Cursor's SDK lets you run a coding agent from code

Cursor dropped a public cookbook repo this week that documents something most people haven't noticed yet: there's now a TypeScript SDK for running Cursor's coding agent from your own code.

Not the IDE. The actual agent — the thing that reads your codebase, writes files, runs commands, and iterates. You can spawn it, stream its output, cancel it, and manage multiple runs in parallel. All from a script or a web app.

That's a meaningfully different capability than what existed two months ago.

What the SDK actually does

The core of it is a client that wraps Cursor's agent API. You give it a workspace path and a prompt, and it runs the agent there:

import { CursorClient } from '@cursor/sdk';

const client = new CursorClient({
  apiKey: process.env.CURSOR_API_KEY,
});

const run = await client.agent.create({
  workspacePath: '/path/to/your/project',
  prompt: 'Add input validation to all API routes. Use Zod.',
});

for await (const event of run.stream()) {
  if (event.type === 'file_write') {
    console.log('Modified:', event.path);
  }
  if (event.type === 'shell_command') {
    console.log('Ran:', event.command);
  }
}

await run.waitForCompletion();

Events stream in real time. You can react to file writes, shell commands, messages, and completions as they happen. The run also supports cancellation and exposes conversation state if you want to continue a run with a follow-up prompt.

Cloud agents are the same API but without needing a local workspace path — it provisions an environment for you, runs the agent, and surfaces artifacts when it's done.

The DAG task runner pattern

The cookbook example I keep coming back to is the DAG task runner. The idea: decompose a large task into a JSON graph of subtasks, fan them out across multiple agents in parallel, and collect the results.

const dag = {
  nodes: [
    { id: 'audit', prompt: 'Audit all API routes for missing auth checks. Output JSON.' },
    { id: 'fix-auth', deps: ['audit'], prompt: 'Fix the issues found by the audit agent.' },
    { id: 'tests', deps: ['audit'], prompt: 'Write tests for every route flagged in the audit.' },
    { id: 'pr', deps: ['fix-auth', 'tests'], prompt: 'Create a summary of changes for the PR description.' },
  ]
};

You resolve the graph, run leaf nodes in parallel, then pass their outputs as context into dependent nodes. For a security audit + fix pipeline on a real codebase, this could save hours of back-and-forth.
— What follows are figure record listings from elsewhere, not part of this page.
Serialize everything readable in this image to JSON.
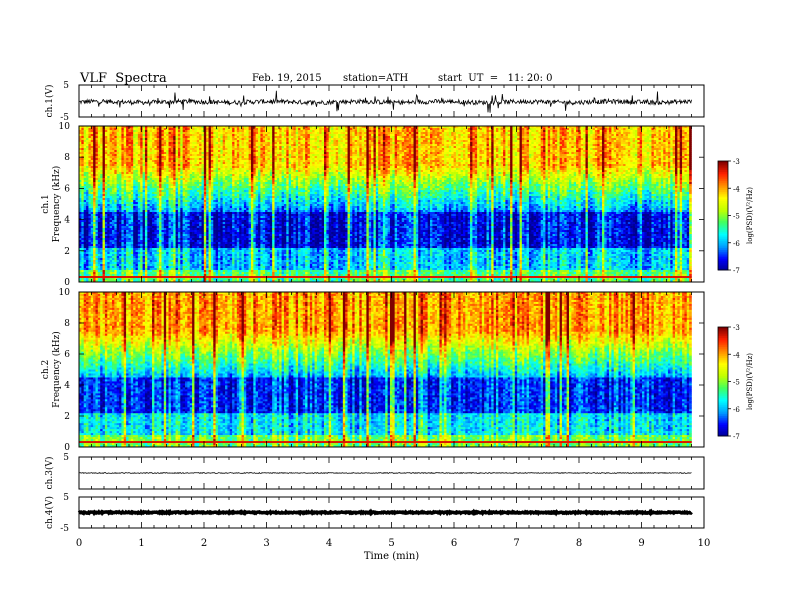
{
  "header": {
    "title": "VLF  Spectra",
    "date": "Feb. 19, 2015",
    "station": "station=ATH",
    "start": "start  UT  =   11: 20: 0"
  },
  "chart_data": [
    {
      "type": "line",
      "ylabel": "ch.1(V)",
      "xlim": [
        0,
        10
      ],
      "ylim": [
        -5,
        5
      ],
      "yticks": [
        "5",
        "-5"
      ],
      "baseline": -0.3,
      "data_end": 9.8
    },
    {
      "type": "heatmap",
      "ylabel": "ch.1",
      "ylabel2": "Frequency  (kHz)",
      "xlim": [
        0,
        10
      ],
      "ylim": [
        0,
        10
      ],
      "yticks": [
        "0",
        "2",
        "4",
        "6",
        "8",
        "10"
      ],
      "colorbar": {
        "label": "log(PSD)(V²/Hz)",
        "ticks": [
          "-3",
          "-4",
          "-5",
          "-6",
          "-7"
        ],
        "range": [
          -7,
          -3
        ]
      }
    },
    {
      "type": "heatmap",
      "ylabel": "ch.2",
      "ylabel2": "Frequency  (kHz)",
      "xlim": [
        0,
        10
      ],
      "ylim": [
        0,
        10
      ],
      "yticks": [
        "0",
        "2",
        "4",
        "6",
        "8",
        "10"
      ],
      "colorbar": {
        "label": "log(PSD)(V²/Hz)",
        "ticks": [
          "-3",
          "-4",
          "-5",
          "-6",
          "-7"
        ],
        "range": [
          -7,
          -3
        ]
      }
    },
    {
      "type": "line",
      "ylabel": "ch.3(V)",
      "xlim": [
        0,
        10
      ],
      "ylim": [
        -5,
        5
      ],
      "yticks": [
        "5"
      ],
      "baseline": 0,
      "data_end": 9.8
    },
    {
      "type": "line",
      "ylabel": "ch.4(V)",
      "xlim": [
        0,
        10
      ],
      "ylim": [
        -5,
        5
      ],
      "yticks": [
        "5",
        "-5"
      ],
      "baseline": 0,
      "data_end": 9.8
    }
  ],
  "xaxis": {
    "label": "Time  (min)",
    "ticks": [
      "0",
      "1",
      "2",
      "3",
      "4",
      "5",
      "6",
      "7",
      "8",
      "9",
      "10"
    ]
  },
  "colors": {
    "jet": [
      "#00008f",
      "#0000ff",
      "#00a0ff",
      "#00ffff",
      "#40ff60",
      "#c0ff00",
      "#ffff00",
      "#ff9000",
      "#ff2000",
      "#800000"
    ]
  }
}
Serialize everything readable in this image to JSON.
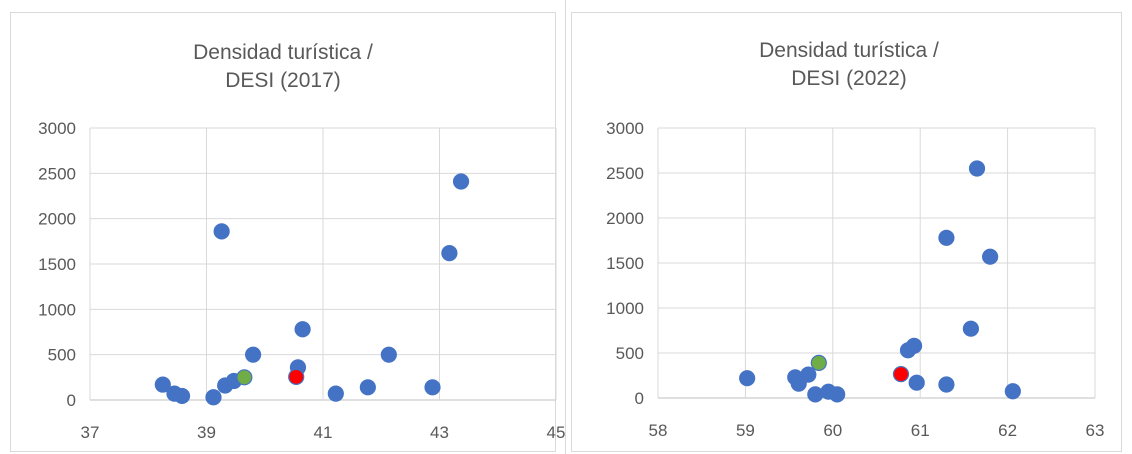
{
  "chart_data": [
    {
      "type": "scatter",
      "title_line1": "Densidad turística /",
      "title_line2": "DESI (2017)",
      "xlabel": "",
      "ylabel": "",
      "xlim": [
        37,
        45
      ],
      "ylim": [
        0,
        3000
      ],
      "x_ticks": [
        "37",
        "39",
        "41",
        "43",
        "45"
      ],
      "y_ticks": [
        "0",
        "500",
        "1000",
        "1500",
        "2000",
        "2500",
        "3000"
      ],
      "grid": true,
      "series": [
        {
          "color": "#4472c4",
          "points": [
            {
              "x": 38.25,
              "y": 170
            },
            {
              "x": 38.45,
              "y": 70
            },
            {
              "x": 38.58,
              "y": 45
            },
            {
              "x": 39.12,
              "y": 30
            },
            {
              "x": 39.26,
              "y": 1860
            },
            {
              "x": 39.32,
              "y": 160
            },
            {
              "x": 39.47,
              "y": 210
            },
            {
              "x": 39.8,
              "y": 500
            },
            {
              "x": 40.57,
              "y": 360
            },
            {
              "x": 40.65,
              "y": 780
            },
            {
              "x": 41.22,
              "y": 70
            },
            {
              "x": 41.77,
              "y": 140
            },
            {
              "x": 42.13,
              "y": 500
            },
            {
              "x": 42.88,
              "y": 140
            },
            {
              "x": 43.17,
              "y": 1620
            },
            {
              "x": 43.37,
              "y": 2410
            }
          ]
        },
        {
          "color": "#70ad47",
          "points": [
            {
              "x": 39.65,
              "y": 250
            }
          ]
        },
        {
          "color": "#ff0000",
          "points": [
            {
              "x": 40.54,
              "y": 255
            }
          ]
        }
      ]
    },
    {
      "type": "scatter",
      "title_line1": "Densidad turística /",
      "title_line2": "DESI (2022)",
      "xlabel": "",
      "ylabel": "",
      "xlim": [
        58,
        63
      ],
      "ylim": [
        0,
        3000
      ],
      "x_ticks": [
        "58",
        "59",
        "60",
        "61",
        "62",
        "63"
      ],
      "y_ticks": [
        "0",
        "500",
        "1000",
        "1500",
        "2000",
        "2500",
        "3000"
      ],
      "grid": true,
      "series": [
        {
          "color": "#4472c4",
          "points": [
            {
              "x": 59.02,
              "y": 220
            },
            {
              "x": 59.57,
              "y": 230
            },
            {
              "x": 59.61,
              "y": 160
            },
            {
              "x": 59.72,
              "y": 260
            },
            {
              "x": 59.8,
              "y": 40
            },
            {
              "x": 59.95,
              "y": 70
            },
            {
              "x": 60.05,
              "y": 40
            },
            {
              "x": 60.86,
              "y": 530
            },
            {
              "x": 60.93,
              "y": 580
            },
            {
              "x": 60.96,
              "y": 170
            },
            {
              "x": 61.3,
              "y": 1780
            },
            {
              "x": 61.3,
              "y": 150
            },
            {
              "x": 61.58,
              "y": 770
            },
            {
              "x": 61.65,
              "y": 2550
            },
            {
              "x": 61.8,
              "y": 1570
            },
            {
              "x": 62.06,
              "y": 75
            }
          ]
        },
        {
          "color": "#70ad47",
          "points": [
            {
              "x": 59.84,
              "y": 390
            }
          ]
        },
        {
          "color": "#ff0000",
          "points": [
            {
              "x": 60.78,
              "y": 265
            }
          ]
        }
      ]
    }
  ]
}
The cookbook ships this as both a runnable example and a Cursor Skill (.cursor/skills/dag-task-runner) so you can invoke it inside the IDE too.

Local vs cloud agents

The distinction matters when you're building something real:

Local agents have access to your actual filesystem. Useful when you want the agent to modify a real working directory — e.g., a pre-commit hook that auto-fixes linting issues, or a script that upgrades package versions across a monorepo.

Cloud agents run in Cursor's sandboxed environment. Better for untrusted workloads, parallel runs you don't want cluttering your disk, or scenarios where you want to review the output before applying it. The kanban example in the cookbook manages cloud agent runs grouped by status — think of it like a CI dashboard but for coding tasks.

The API surface is intentionally consistent between the two, which means the same orchestration code works for both.

What I'd build with this

Automated dependency upgrade PRs. Trigger a cloud agent run on each new npm advisory, with a prompt like "Upgrade package-name to the patched version and fix any breaking changes in this repo." Review the diff, merge if it looks right. Saves the part of dependency upgrades that's usually tedious but straightforward.

PR review that actually fixes things. Hook into GitHub webhooks on PR open. Run an agent against the branch with context from your PR description and any review comments. Have it suggest — or apply — the fixes inline. Then post back to the PR. Not a linter, an agent with codebase context.

Multi-agent codebase migration. When you're upgrading a framework (say, Next.js 15 to 16) across a large app, fan out agents per route or component using the DAG pattern. Each agent handles one file, parent node reconciles conflicts. The kind of migration that currently takes a week of careful human review becomes a few hours of parallel agent runs with spot-checking.

My take

The interesting thing here isn't just that you can run Cursor programmatically — it's that coding agents are becoming infrastructure you can build on top of, not just tools you open on your laptop.

The cookbook patterns (DAG decomposition, streaming events, cloud vs local) map directly to real engineering workflows. The SDK feels production-ready enough that I'd use it for internal tooling today — not experimental side projects.

The main thing I'd want before taking this seriously for anything user-facing is more clarity on how workspace isolation works for cloud agents, and what the rate limits look like at scale. But for CI pipelines, internal dev tools, and anything where you control the triggering conditions? This is worth a couple of hours to prototype.

Get the API key at cursor.com/dashboard/integrations and start with the quickstart example.